DO CORREIO BRAZILIENSE

Segundo profissionais que trabalham no local, suspeito pedia para falar com a jornalista Renata Vasconcellos


CB Correio Braziliense

postado em 10/06/2020 15:25 / atualizado em 10/06/2020 17:18

 
(foto: Reprodução)
(foto: Reprodução)

Uma repórter da TV Globo foi feita refém por um homem que invadiu a sede do jornalismo da emissora no bairro do Jardim Botânico, no Rio de Janeiro, nesta quarta-feira (10/6). A polícia foi acionada. Após negociação, o suspeito se rendeu.

Profissionais que trabalham no local confirmaram a informação ao Correio. Segundo eles, o homem pedia para falar com a jornalista Renata Vasconcellos, apresentadora do Jornal Nacional, que teria ajudado na negociação. O clima na redação foi de terror.
 
Ainda conforme as testemunhas, a repórter feita refém é Marina Araújo, filha dos também jornalistas Paulo Cesar Araújo, que foi da TV Globo e do Jornal do Brasil, e Graça Monteiro, que também trabalhou no Jornal do Brasil. Ela prestou depoimento à polícia na tarde de ontem.
 
A reportagem teve acesso a um vídeo que circula em grupos de funcionários da emissora no WhatsApp e mostra a repórter em poder do suspeito:
 
 
Uma outra gravação mostra o momento em que o suspeito se rende:
 
 

Globo: “Obra de alguém com distúrbios mentais”
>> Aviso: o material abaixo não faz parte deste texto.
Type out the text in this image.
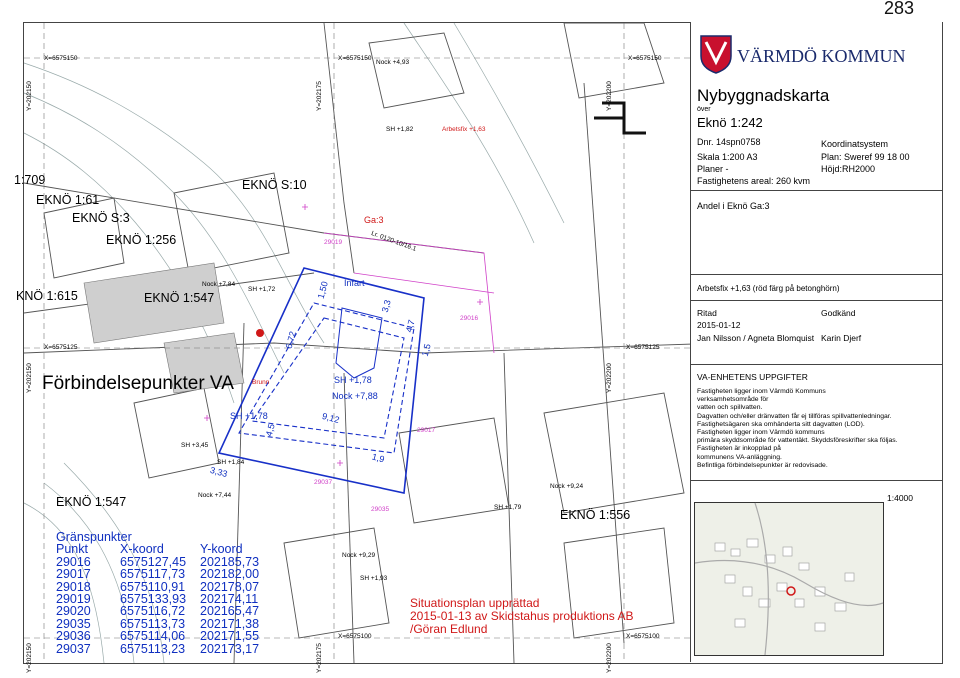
283
X=6575150	X=6575150	X=6575150
X=6575125	X=6575125
X=6575100	X=6575100
Y=202150	Y=202175	Y=202200
Y=202150	Y=202200
Y=202150	Y=202175	Y=202200
1:709
EKNÖ 1:61
EKNÖ S:10
EKNÖ S:3	Ga:3
EKNÖ 1:256
KNÖ 1:615	EKNÖ 1:547
EKNÖ 1:547
EKNÖ 1:556
Nock +4,93
SH +1,82	Arbetsfix +1,63
Nock +7,84
SH +1,72
Infart
SH +1,78
Nock +7,88
SH +1,78
SH +3,45
SH +1,84
Nock +7,44
Nock +9,24
SH +1,79
Nock +9,29
SH +1,93
Brunn
1,50
3,3
4,7
6,72
4,5
9,12
1,9
3,33
1,5
29019
29016
29017
29037
29035
Lr. 0120-10/16.1
Förbindelsepunkter VA
Situationsplan upprättad
2015-01-13 av Skidstahus produktions AB
/Göran Edlund
Gränspunkter
Punkt	X-koord	Y-koord
29016	6575127,45	202185,73
29017	6575117,73	202182,00
29018	6575110,91	202178,07
29019	6575133,93	202174,11
29020	6575116,72	202165,47
29035	6575113,73	202171,38
29036	6575114,06	202171,55
29037	6575113,23	202173,17
VÄRMDÖ KOMMUN
Nybyggnadskarta
över
Eknö 1:242
Dnr. 14spn0758
Skala 1:200 A3
Planer -
Fastighetens areal: 260 kvm
Koordinatsystem
Plan: Sweref 99 18 00
Höjd:RH2000
Andel i Eknö Ga:3
Arbetsfix +1,63 (röd färg på betonghörn)
Ritad	Godkänd
2015-01-12
Jan Nilsson / Agneta Blomquist Karin Djerf
VA-ENHETENS UPPGIFTER
Fastigheten ligger inom Värmdö Kommuns
verksamhetsområde för
vatten och spillvatten.
Dagvatten och/eller dränvatten får ej tillföras spillvattenledningar.
Fastighetsägaren ska omhänderta sitt dagvatten (LOD).
Fastigheten ligger inom Värmdö kommuns
primära skyddsområde för vattentäkt. Skyddsföreskrifter ska följas.
Fastigheten är inkopplad på
kommunens VA-anläggning.
Befintliga förbindelsepunkter är redovisade.
1:4000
Em nota, a Globo informou que ninguém se feriu e repudiou o caso com veemência. A emissora ainda classificou o ataque como “obra de alguém com distúrbios mentais, sem nenhuma conotação política”. Confira a íntegra da nota:

 

“Na tarde desta quarta-feira, um homem invadiu a sede da TV Globo, no Jardim Botânico, portando uma faca. Ele fez a repórter Marina Araújo refém. A segurança da Globo rapidamente agiu, isolou o local e chamou a PM. O comandante do 23° batalhão da corporação, coronel Heitor Henrique Pereira, compareceu rapidamente à emissora e conduziu a negociação. O homem, que ameaçava a jornalista, liberou a repórter após alguns minutos. Marina e todos os funcionários que estavam no local não se feriram e passam bem. A Globo repudia com veemência todo tipo de violência. Foi obra de alguém com distúrbios mentais, sem nenhuma conotação política. Um homem que exigia ver a jornalista Renata Vasconcellos. Seguindo instruções do comandante Heitor, Renata compareceu ao local onde estava Marina e o invasor. Tão logo ele a viu, largou a faca e libertou Marina. Foi preso imediatamente. A TV Globo agradece à PM, ao coronel Heitor e a todos os policiais, cuja condução foi exemplar. Marina se comportou com coragem, serenidade e firmeza, sendo fundamental para o desfecho da situação. Renata foi corajosa, desprendida, solidária e absolutamente imprescindível para que tudo acabasse bem. As duas profissionais estão bem. E foram recebidas pelos colegas com carinho e emoção.”